Museums, Reimagined at Night
Once a month the Isabella Stewart Gardner Museum hosts its Third Thursdays evening event. You can stroll the galleries and perch next to the lavish courtyard garden with wine and music—for a few hours, this Venetian-style palazzo is your own play area. The Gardner’s programming also includes jazz concerts and special events such as The Red Party, which “brings together fashion, music, and technology.” The Museum of Fine Arts has a similar program called First Fridays, when it stays open until 9:30pm with music, cocktails, and tapas. And check the calendar of the Institute of Contemporary Art—it hosts dance parties on Friday nights in summer on its large harborside patio, and has an annual “White Hot” event in August where most guests dress top to bottom in white.
Lectures & Readings
The Thursday Globe is the best printed sources for listings of lectures, readings, and talks on a wide variety of subjects, often at colleges, libraries, and museums. Many are free or charge a small fee.
To be frank, Boston's late-night scene needs to climb a couple of notches to reach pathetic, and Cambridge's wee-hour diversions are even skimpier. The only plus is that just about every working cabdriver knows how to reach the places that are still open.

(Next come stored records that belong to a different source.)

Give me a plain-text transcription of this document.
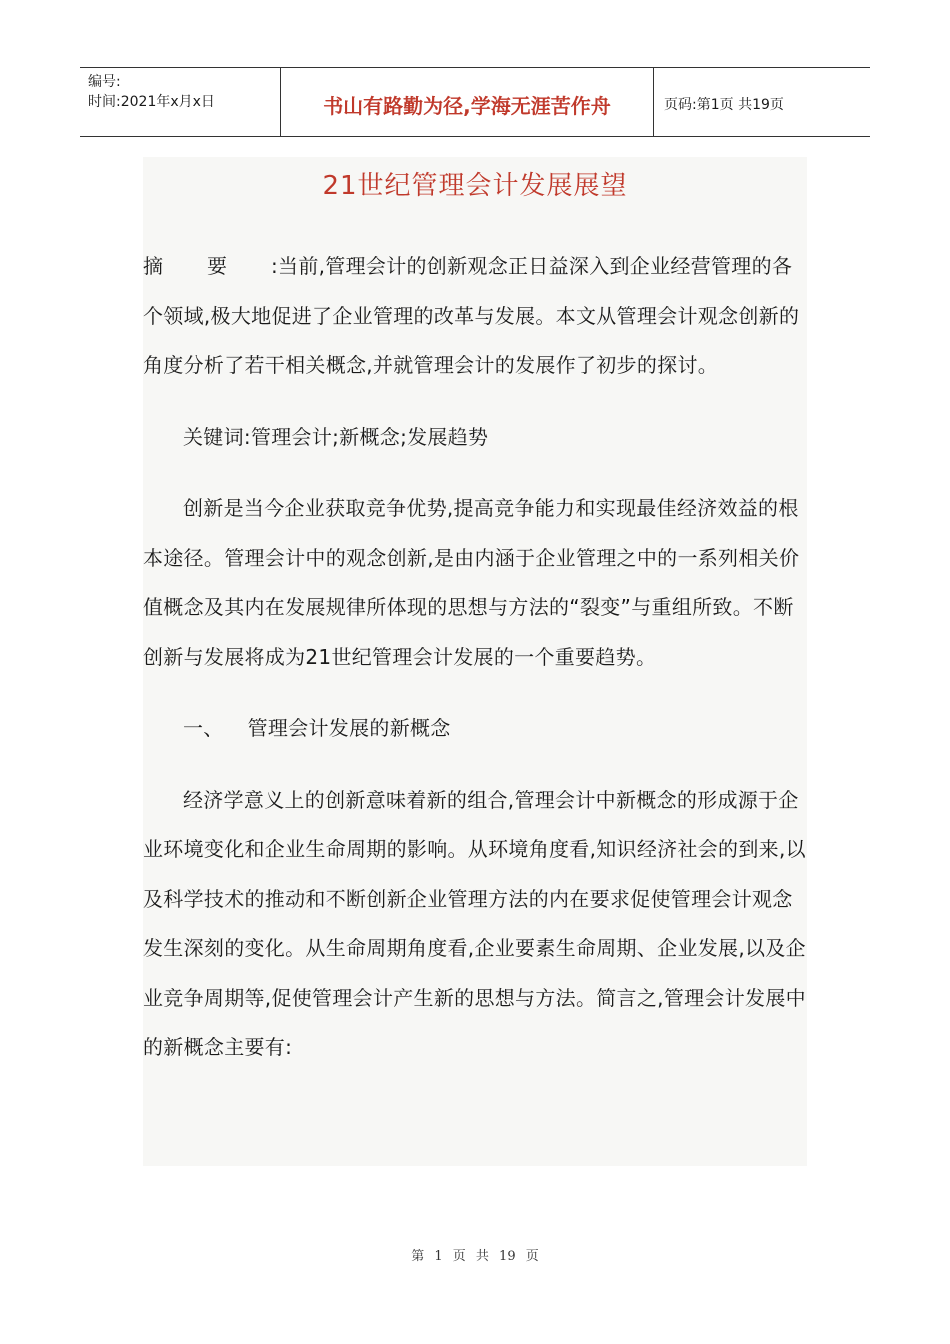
编号:
时间:2021年x月x日	书山有路勤为径,学海无涯苦作舟	页码:第1页 共19页
21世纪管理会计发展展望

摘要:当前,管理会计的创新观念正日益深入到企业经营管理的各个领域,极大地促进了企业管理的改革与发展。本文从管理会计观念创新的角度分析了若干相关概念,并就管理会计的发展作了初步的探讨。

关键词:管理会计;新概念;发展趋势

创新是当今企业获取竞争优势,提高竞争能力和实现最佳经济效益的根本途径。管理会计中的观念创新,是由内涵于企业管理之中的一系列相关价值概念及其内在发展规律所体现的思想与方法的“裂变”与重组所致。不断创新与发展将成为21世纪管理会计发展的一个重要趋势。

一、 管理会计发展的新概念

经济学意义上的创新意味着新的组合,管理会计中新概念的形成源于企业环境变化和企业生命周期的影响。从环境角度看,知识经济社会的到来,以及科学技术的推动和不断创新企业管理方法的内在要求促使管理会计观念发生深刻的变化。从生命周期角度看,企业要素生命周期、企业发展,以及企业竞争周期等,促使管理会计产生新的思想与方法。简言之,管理会计发展中的新概念主要有:

第 1 页 共 19 页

In the late evening, especially on weekends, you have it a bit easier: Hit a restaurant that keeps long hours. They include Brasserie Jo, Davio's, Jacob Wirth, Jasper White's Summer Shack, Pizzeria Regina, and the bar at Sel de la Terre. In the North End, Bricco, 241 Hanover St. (btw. Cross and Richmond sts.; tel. 617/248-6800), serves pizza at the bar until 2am Tuesday through Saturday.
A number of Chinatown restaurants don't close until 3 or 4am. Asking for "cold tea" might -- might -- get you a teapot full of beer. In the North End, Caffé Pompei, 280 Hanover St. (tel. 617/523-9438), draws club-hoppers and neighborhood shift workers until 3:30am. Or make like a college student and road-trip to the International House of Pancakes at 1850 Soldiers Field Rd. in Brighton (tel. 617/787-0533). It's open 24 hours daily.
Another classic late-night destination is on the edge of Chinatown, not far from South Station. The South Street Diner, 178 Kneeland St. (tel. 617/350-0028), is a '50s-style joint with a wine and beer license and a jukebox; it's open 24 hours and is a popular morning-after destination.
Note: This information was accurate when it was published, but can change without notice. Please be sure to confirm all rates and details directly with the companies in question before planning your trip.